Xbox 3: The new machine is going to be the third Xbox. This is a highly unlikely name, though, since the world just had a PlayStation 3 and might soon be getting a PlayStation 4.

Xbox 4: Yeah, just skip Xbox 3! Go to 4. This would be like when those who finished playing Final Fantasy III and got Final Fantasy VII next. Sort of. They could say that the Xbox 360 slim was the Xbox 3? Maybe?

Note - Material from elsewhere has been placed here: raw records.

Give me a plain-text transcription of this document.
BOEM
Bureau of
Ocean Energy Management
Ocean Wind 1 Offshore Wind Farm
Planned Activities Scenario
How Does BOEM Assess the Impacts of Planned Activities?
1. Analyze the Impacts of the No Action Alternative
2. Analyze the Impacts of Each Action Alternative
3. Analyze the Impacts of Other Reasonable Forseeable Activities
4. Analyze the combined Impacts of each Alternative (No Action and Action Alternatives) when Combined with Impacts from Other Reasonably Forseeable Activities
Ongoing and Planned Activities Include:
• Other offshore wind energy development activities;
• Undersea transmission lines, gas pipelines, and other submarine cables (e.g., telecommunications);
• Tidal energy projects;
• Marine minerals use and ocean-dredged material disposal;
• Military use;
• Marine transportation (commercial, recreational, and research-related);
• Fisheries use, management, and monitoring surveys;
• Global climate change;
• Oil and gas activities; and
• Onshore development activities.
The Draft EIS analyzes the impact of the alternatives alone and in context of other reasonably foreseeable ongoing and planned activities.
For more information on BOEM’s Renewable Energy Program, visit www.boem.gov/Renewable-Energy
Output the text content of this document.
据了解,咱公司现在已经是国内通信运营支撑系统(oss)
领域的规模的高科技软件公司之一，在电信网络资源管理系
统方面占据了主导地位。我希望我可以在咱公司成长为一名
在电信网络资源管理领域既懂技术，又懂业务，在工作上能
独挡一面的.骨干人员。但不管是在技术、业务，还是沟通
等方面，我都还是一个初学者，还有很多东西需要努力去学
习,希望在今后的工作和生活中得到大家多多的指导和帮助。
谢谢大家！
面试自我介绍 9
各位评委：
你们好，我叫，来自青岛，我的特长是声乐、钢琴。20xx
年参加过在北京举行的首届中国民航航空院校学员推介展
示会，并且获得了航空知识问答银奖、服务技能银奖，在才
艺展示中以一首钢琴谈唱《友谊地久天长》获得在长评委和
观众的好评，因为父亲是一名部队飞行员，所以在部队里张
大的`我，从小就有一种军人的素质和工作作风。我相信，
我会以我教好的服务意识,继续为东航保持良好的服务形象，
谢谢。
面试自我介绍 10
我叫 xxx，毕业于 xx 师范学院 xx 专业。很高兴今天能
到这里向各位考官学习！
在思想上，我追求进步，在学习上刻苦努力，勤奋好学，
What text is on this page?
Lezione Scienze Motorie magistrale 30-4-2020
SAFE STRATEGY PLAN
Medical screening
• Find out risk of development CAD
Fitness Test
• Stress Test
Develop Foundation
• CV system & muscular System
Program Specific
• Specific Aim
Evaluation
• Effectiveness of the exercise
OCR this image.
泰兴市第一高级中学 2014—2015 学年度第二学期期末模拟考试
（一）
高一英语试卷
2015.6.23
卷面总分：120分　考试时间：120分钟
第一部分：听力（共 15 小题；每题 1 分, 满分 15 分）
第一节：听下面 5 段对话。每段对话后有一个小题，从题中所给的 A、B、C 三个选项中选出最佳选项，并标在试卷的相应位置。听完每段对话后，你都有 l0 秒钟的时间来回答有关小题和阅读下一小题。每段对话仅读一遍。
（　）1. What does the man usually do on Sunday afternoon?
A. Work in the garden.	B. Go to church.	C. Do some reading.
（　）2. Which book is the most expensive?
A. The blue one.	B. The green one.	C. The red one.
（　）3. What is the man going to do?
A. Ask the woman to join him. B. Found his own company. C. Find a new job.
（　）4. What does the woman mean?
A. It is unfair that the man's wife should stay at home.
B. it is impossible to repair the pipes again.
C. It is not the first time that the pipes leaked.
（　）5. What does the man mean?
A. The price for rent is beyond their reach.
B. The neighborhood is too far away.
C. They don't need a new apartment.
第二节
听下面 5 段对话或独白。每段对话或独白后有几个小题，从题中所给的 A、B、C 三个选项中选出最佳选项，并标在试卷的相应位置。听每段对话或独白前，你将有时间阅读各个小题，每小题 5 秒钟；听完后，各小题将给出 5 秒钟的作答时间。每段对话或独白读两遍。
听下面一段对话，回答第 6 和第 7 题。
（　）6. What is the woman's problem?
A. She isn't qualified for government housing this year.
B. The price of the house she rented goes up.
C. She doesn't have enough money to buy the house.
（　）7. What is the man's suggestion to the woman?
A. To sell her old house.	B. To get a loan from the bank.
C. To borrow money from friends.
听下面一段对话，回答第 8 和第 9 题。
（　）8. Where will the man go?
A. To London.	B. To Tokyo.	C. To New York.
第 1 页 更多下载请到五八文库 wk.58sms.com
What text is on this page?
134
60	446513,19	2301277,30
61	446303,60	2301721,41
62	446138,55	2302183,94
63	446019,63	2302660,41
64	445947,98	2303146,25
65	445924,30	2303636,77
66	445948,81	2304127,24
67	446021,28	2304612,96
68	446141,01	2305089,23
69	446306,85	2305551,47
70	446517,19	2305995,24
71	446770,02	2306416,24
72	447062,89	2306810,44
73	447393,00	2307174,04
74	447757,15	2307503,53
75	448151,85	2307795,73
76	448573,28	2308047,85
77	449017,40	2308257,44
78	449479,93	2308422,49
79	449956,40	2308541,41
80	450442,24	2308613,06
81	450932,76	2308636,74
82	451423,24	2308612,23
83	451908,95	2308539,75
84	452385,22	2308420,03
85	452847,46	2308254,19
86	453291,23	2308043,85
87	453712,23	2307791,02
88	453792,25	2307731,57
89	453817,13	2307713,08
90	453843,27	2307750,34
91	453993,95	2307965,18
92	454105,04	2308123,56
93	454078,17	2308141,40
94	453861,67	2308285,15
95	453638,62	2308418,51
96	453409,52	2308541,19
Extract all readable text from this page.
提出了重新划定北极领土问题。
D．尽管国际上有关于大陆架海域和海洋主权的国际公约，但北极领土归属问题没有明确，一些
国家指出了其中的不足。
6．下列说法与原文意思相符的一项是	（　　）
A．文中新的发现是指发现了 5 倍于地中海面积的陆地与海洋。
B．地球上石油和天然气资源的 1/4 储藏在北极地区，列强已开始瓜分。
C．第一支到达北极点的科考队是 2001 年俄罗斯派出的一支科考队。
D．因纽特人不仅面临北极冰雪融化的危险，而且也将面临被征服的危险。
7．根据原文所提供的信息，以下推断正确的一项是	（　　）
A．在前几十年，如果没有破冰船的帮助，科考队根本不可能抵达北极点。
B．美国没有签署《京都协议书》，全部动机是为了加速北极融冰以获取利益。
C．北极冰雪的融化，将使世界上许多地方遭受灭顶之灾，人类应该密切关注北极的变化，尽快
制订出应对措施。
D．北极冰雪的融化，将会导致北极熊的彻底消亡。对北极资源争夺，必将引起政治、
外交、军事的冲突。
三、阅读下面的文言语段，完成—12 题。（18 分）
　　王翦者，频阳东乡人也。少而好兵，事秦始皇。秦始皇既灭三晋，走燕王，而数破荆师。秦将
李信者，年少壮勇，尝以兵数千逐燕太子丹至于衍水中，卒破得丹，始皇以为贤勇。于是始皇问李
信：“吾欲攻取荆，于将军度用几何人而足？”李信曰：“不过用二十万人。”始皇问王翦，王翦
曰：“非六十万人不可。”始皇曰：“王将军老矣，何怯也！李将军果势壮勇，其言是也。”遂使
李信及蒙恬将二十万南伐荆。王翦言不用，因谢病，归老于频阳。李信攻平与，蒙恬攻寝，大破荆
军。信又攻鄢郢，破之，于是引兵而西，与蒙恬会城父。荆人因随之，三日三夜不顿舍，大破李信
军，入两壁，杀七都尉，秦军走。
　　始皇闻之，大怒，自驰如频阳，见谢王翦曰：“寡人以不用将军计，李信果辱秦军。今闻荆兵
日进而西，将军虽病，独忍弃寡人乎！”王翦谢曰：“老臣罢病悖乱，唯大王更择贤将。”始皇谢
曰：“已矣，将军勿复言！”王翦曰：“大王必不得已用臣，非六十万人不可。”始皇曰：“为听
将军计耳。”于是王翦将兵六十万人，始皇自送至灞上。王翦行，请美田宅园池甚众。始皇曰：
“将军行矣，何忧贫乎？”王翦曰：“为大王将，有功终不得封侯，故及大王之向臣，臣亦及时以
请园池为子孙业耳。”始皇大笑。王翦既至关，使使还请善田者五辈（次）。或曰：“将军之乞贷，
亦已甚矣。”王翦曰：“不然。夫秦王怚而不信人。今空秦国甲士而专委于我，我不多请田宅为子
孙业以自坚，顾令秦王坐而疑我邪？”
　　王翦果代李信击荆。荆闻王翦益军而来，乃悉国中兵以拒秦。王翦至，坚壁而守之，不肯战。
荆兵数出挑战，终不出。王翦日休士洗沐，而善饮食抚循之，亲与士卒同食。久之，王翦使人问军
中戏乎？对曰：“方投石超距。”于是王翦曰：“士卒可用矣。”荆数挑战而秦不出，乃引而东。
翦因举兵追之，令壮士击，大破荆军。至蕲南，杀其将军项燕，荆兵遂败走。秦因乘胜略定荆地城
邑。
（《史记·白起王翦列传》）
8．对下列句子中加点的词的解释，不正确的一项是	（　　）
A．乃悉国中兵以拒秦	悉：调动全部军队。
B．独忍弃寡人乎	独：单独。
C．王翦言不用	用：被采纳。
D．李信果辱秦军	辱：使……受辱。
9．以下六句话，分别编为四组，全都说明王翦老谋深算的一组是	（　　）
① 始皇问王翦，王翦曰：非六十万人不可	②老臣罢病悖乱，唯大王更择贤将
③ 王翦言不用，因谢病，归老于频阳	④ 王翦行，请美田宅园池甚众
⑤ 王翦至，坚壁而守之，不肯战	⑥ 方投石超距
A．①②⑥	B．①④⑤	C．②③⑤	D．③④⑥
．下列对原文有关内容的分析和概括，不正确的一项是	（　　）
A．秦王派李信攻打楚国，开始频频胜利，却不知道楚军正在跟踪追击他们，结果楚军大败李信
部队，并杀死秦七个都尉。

Kinect 2.0: Bah. Who talks about Xbox anymore? (Aside from all the Microsoft people who talk about adding “Xbox” branding to Windows 8. Let’s forget they are talking, for the moment). Kinect is the hot thing. Kinect’s got the buzz. Remember when people called the Internet “the Internet” before just calling it Facebook? Great example, right? Let’s do it, MS. Kinect 2.0: It Reads Fingers (and plays Halo video games if you still want to touch one of those controllers.)

Xbox 65: Actually, no.

Xbox U: Because, you know, the Xbox and the Wii U are nearly the same thing, according to unbiased personnel.

Xbox 1080: MMM. Nah.

XboxStation: I believe this was a joke suggestion from one of my colleagues.

SkrilleXbox: This too, I hope.

The Legend of Xbox: Skyward Sword: OK, that’s absurd. So are: YBox, WhyBox, YNotBox, Xboxx, ZuneTV, KinexBox, KineX.

NextBox: Not terrible, compared to the ones just mentioned.

Surface Box: Nope.

XBin: At this point, I apologise for wasting any more of your time. But not before I toss in other team suggestions that suggest that some members of the Kotaku team reply to my e-mails only while suffering heatstroke: XCube, Halo Box, Your Mom’s Box (Paraphrasing the Kotaku editor who suggested this one: “Because that’s how kids talk on Xbox Live”), NetflixBox, Xbox^2, X=BX^2, XSquare, XYZ Box, and Ex-Box.

Xbox Evolution: Well-intended, but no.

Xbox Next: Sorta works.

Xbox Now: So does that.

Maybe they should just stick with Durango.